New light is being shed on the role presidential hopeful Hillary Clinton played as secretary of state in the 2011 military intervention in Libya, with more than 50 officials from the US, Europe, and Libya speaking out to The New York Times.
The report features many of those directly involved in the mission that overthrew the former Libyan leader Muammar Gaddafi, portraying Clinton as a catalyst in the decision to go to war.
Beginning in Spring 2011, NATO carried out a bombing campaign for seven months, leaving Libya a failed state overrun by extremist groups. The official government now only controls the eastern portion of the country, with Islamic State (IS, formerly ISIS/ISIL), Ansar al-Sharia and local militant groups controlling other areas.
In the run-up to the intervention, however, Clinton became convinced that overthrowing Gaddafi would lead to a democracy, according to multiple sources interviewed by The New York Times.
Former Secretary of Defense Robert Gates said Clinton was a major influence in President Barack Obama’s decision to go to war. Gates recounted Obama once telling him a debate in the Oval Office on the issue was split “51-49.”
“I’ve always thought that Hillary’s support for the broader mission in Libya put the president on the 51 side of the line for a more aggressive approach,” Gates said.
Gates urged for the opposite, he told the newspaper, telling Obama and others that the Pentagon already had enough on their plate.
“Can I finish the two wars I’m already in before you guys go looking for a third one?” Gates recalled saying.

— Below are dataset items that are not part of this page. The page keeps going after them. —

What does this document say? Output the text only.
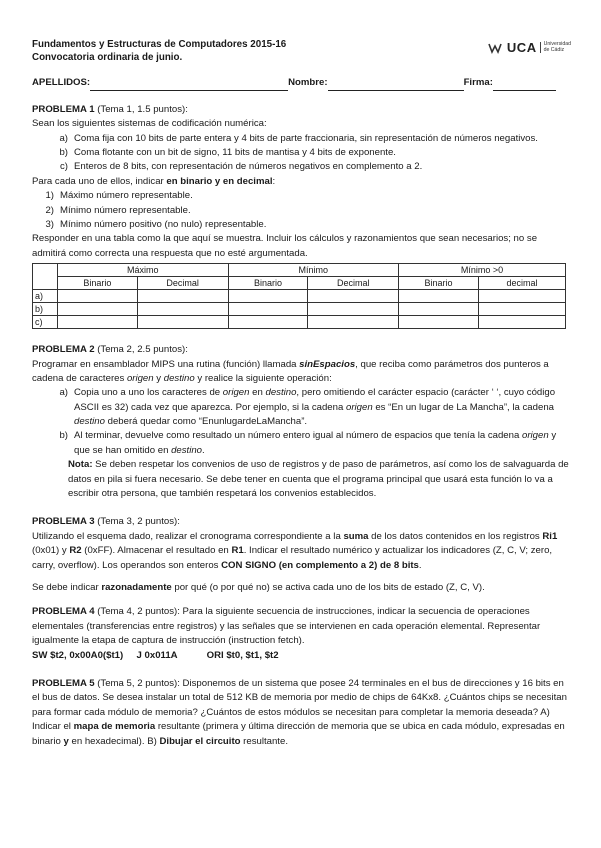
UCA	Universidad
de Cádiz
Fundamentos y Estructuras de Computadores 2015-16
Convocatoria ordinaria de junio.
APELLIDOS:	Nombre:	Firma:
PROBLEMA 1 (Tema 1, 1.5 puntos):

Sean los siguientes sistemas de codificación numérica:

a) Coma fija con 10 bits de parte entera y 4 bits de parte fraccionaria, sin representación de números negativos.
b) Coma flotante con un bit de signo, 11 bits de mantisa y 4 bits de exponente.
c) Enteros de 8 bits, con representación de números negativos en complemento a 2.

Para cada uno de ellos, indicar en binario y en decimal:

1) Máximo número representable.
2) Mínimo número representable.
3) Mínimo número positivo (no nulo) representable.

Responder en una tabla como la que aquí se muestra. Incluir los cálculos y razonamientos que sean necesarios; no se admitirá como correcta una respuesta que no esté argumentada.

	Máximo		Mínimo		Mínimo >0	
	Binario	Decimal	Binario	Decimal	Binario	decimal
a)						
b)						
c)						
PROBLEMA 2 (Tema 2, 2.5 puntos):

Programar en ensamblador MIPS una rutina (función) llamada sinEspacios, que reciba como parámetros dos punteros a cadena de caracteres origen y destino y realice la siguiente operación:

a) Copia uno a uno los caracteres de origen en destino, pero omitiendo el carácter espacio (carácter ‘ ‘, cuyo código ASCII es 32) cada vez que aparezca. Por ejemplo, si la cadena origen es “En un lugar de La Mancha”, la cadena destino deberá quedar como “EnunlugardeLaMancha”.
b) Al terminar, devuelve como resultado un número entero igual al número de espacios que tenía la cadena origen y que se han omitido en destino.

Nota: Se deben respetar los convenios de uso de registros y de paso de parámetros, así como los de salvaguarda de datos en pila si fuera necesario. Se debe tener en cuenta que el programa principal que usará esta función lo va a escribir otra persona, que también respetará los convenios establecidos.

PROBLEMA 3 (Tema 3, 2 puntos):

Utilizando el esquema dado, realizar el cronograma correspondiente a la suma de los datos contenidos en los registros Ri1 (0x01) y R2 (0xFF). Almacenar el resultado en R1. Indicar el resultado numérico y actualizar los indicadores (Z, C, V; zero, carry, overflow). Los operandos son enteros CON SIGNO (en complemento a 2) de 8 bits.

Se debe indicar razonadamente por qué (o por qué no) se activa cada uno de los bits de estado (Z, C, V).

PROBLEMA 4 (Tema 4, 2 puntos): Para la siguiente secuencia de instrucciones, indicar la secuencia de operaciones elementales (transferencias entre registros) y las señales que se intervienen en cada operación elemental. Representar igualmente la etapa de captura de instrucción (instruction fetch).

SW $t2, 0x00A0($t1) J 0x011A	ORI $t0, $t1, $t2

PROBLEMA 5 (Tema 5, 2 puntos): Disponemos de un sistema que posee 24 terminales en el bus de direcciones y 16 bits en el bus de datos. Se desea instalar un total de 512 KB de memoria por medio de chips de 64Kx8. ¿Cuántos chips se necesitan para formar cada módulo de memoria? ¿Cuántos de estos módulos se necesitan para completar la memoria deseada? A) Indicar el mapa de memoria resultante (primera y última dirección de memoria que se ubica en cada módulo, expresadas en binario y en hexadecimal). B) Dibujar el circuito resultante.
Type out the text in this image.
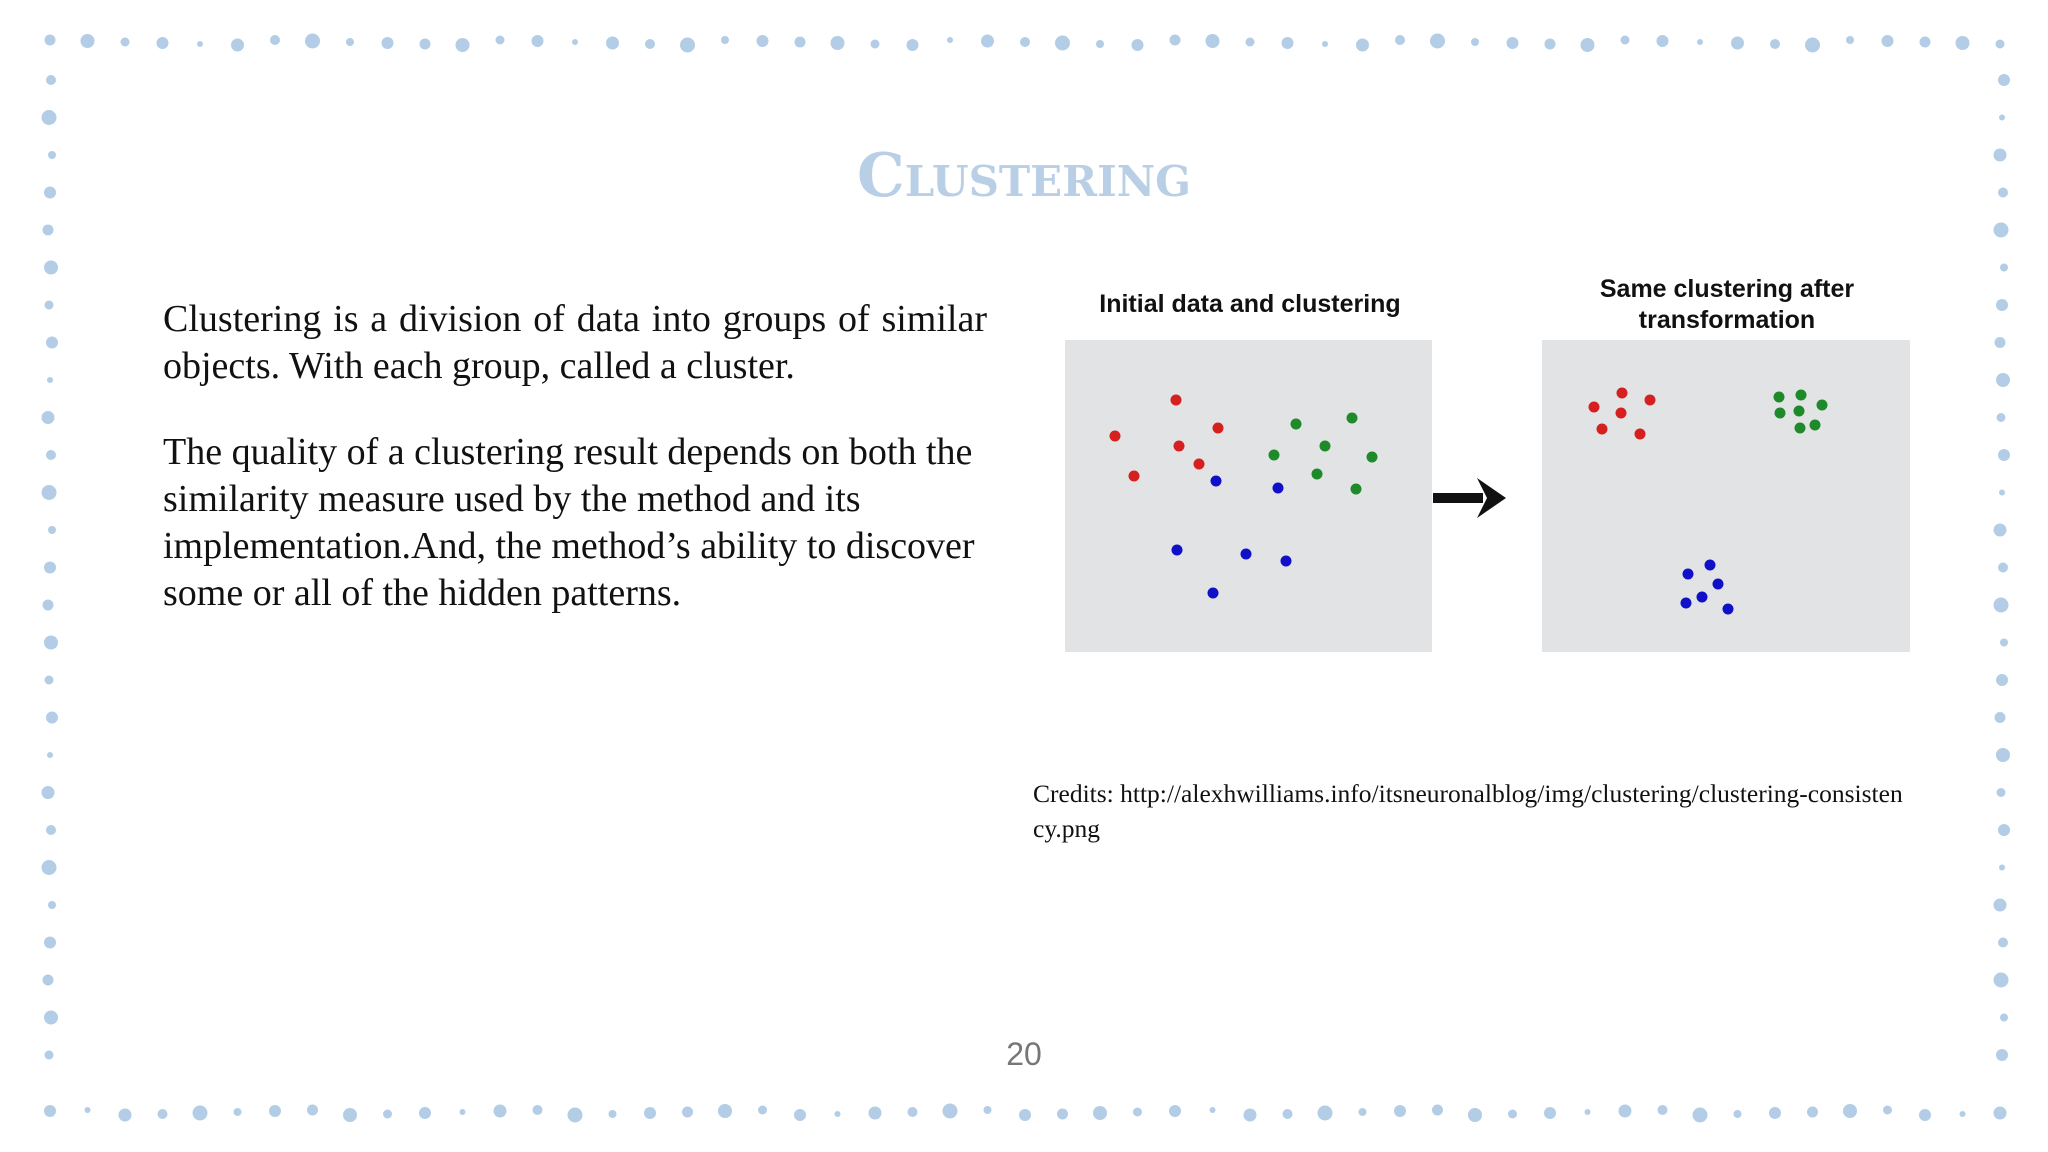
Clustering

Clustering is a division of data into groups of similar objects. With each group, called a cluster.

The quality of a clustering result depends on both the similarity measure used by the method and its implementation.And, the method’s ability to discover some or all of the hidden patterns.

Initial data and clustering
Same clustering after
transformation
Credits: http://alexhwilliams.info/itsneuronalblog/img/clustering/clustering-consistency.png
20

After a United Nations resolution for military intervention in Libya was secured, from which five countries, including Russia, abstained, Clinton ordered the Pentagon to end contact with the Libyan regime, and ignored Gaddafi’s call for a ceasefire.
Charles R. Kubic, a retired rear admiral, told The New York Times that a senior Libyan military officer offered direct talks with the US military with the goal of agreeing to a 72-hour ceasefire, which would allow Gaddafi and his family to escape the war with their lives.
Upon passing along the message, however, Admiral Kubic remembered the US Africa Command relaying orders to him from “outside the Pentagon” to end the talks with the Libyan official. Neither Obama nor Clinton aides acknowledged that such a cease-fire proposal had ever reached their offices.
Clinton also escalated the intervention in winning the debate over whether to arm the rebels.
“Humvees, counterbattery radar, TOW missiles was the highest end we talked about. We were definitely giving them lethal assistance. We’d crossed that line,” a State Department official told The New York Times.
While Clinton’s Democratic presidential primary opponent Sen. Bernie Sanders (I-Vermont) has repeatedly brought up her vote to authorize the Iraq War, it remains to be seen how prominent the Libya policy will become during the 2016 election cycle.
In an interview with RT, investigative journalist Gareth Porter called The New York Times report and Clinton’s push for regime change in Libya “part of a broader story in which she was really positioning herself to run for president.”
"So, we have both Libya and Syria on her secretaryship as indications of just how seriously we need to take her penchant for adventurism in foreign policy," Porter added.
Libya remains in chaos today with IS pockets in the north and the US again dropping bombs on the region. The UN estimates 400,000 people have been displaced as a result of the intervention.